| Discussion: |
On initial interview, the patient denied any use of current medications. However with further questioning, patient recalled having had a recent course of doxycycline for the treatment of acne.
Drug-induced esophagitis is becoming increasingly more common. Tetracycline and its derivatives, especially Doxycycline, non-steroidal anti-inflammatory drugs, potassium chloride, iron tablets and quinidine are common offending agents. Doxycycline and tetracycline account for approximately 50% of reported cases of drug-induced esophagitis. Patients present with retrosternal chest pain, odynophagia, and dysphagia. Also in the history, patients report that pills were swallowed with little or no water, or immediately after going to bed. This predisposes the tablets to become lodged in the upper or mid-esophagus. Doxycycline capsules are relatively acidic and prolonged contact with the esophageal mucosa can produce edema, friability and superficial ulceration, triggering focal esophageal injury.

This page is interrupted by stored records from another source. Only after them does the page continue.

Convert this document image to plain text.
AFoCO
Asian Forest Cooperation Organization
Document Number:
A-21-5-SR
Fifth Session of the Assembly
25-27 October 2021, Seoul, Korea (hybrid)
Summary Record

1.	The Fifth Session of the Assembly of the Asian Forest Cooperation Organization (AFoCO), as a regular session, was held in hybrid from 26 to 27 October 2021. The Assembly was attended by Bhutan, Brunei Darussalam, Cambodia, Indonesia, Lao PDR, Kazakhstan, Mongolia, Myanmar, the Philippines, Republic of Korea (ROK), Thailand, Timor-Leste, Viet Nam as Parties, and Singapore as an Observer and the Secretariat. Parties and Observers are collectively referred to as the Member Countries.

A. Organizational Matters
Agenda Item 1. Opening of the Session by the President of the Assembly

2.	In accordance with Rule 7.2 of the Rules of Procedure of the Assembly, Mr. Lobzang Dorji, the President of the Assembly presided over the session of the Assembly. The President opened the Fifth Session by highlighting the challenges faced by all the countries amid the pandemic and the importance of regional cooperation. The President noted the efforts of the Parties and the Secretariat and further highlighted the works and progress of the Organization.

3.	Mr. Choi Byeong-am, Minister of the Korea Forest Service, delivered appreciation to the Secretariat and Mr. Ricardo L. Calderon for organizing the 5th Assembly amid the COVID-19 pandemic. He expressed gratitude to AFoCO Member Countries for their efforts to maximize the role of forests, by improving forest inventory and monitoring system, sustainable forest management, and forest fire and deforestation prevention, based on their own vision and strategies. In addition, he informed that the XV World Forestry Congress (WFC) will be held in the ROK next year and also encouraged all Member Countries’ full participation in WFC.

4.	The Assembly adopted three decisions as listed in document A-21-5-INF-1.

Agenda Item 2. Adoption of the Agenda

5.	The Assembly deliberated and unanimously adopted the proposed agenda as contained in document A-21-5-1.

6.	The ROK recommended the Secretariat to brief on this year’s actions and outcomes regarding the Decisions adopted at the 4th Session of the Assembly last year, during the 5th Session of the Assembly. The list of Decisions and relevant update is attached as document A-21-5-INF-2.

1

Double-contrast esophagraphy is the test of choice in diagnosing drug-induced esophagitis because it demonstrates small, superficial ulcers and other subtle mucosal abnormalities. Tetracycline and doxycycline produce small, shallow ulcers, whereas potassium chloride, quinidine and NSAIDs can cause larger, deeper ulcers that may lead to the formation of strictures. Since the ulcers produced by Tetracycline and Doxycycline are so small and superficial they never develop strictures. Fortunately, follow up studies show that within 7-10 days after withdrawal of the offending agent there is often complete healing of lesions. Drug-induced esophagitis can be prevented with good patient education. Setting guidelines on increased fluid intake with each pill and upright position for at least 10-15 minutes after ingestion are helpful to ensure clearing of medication from the esophagus.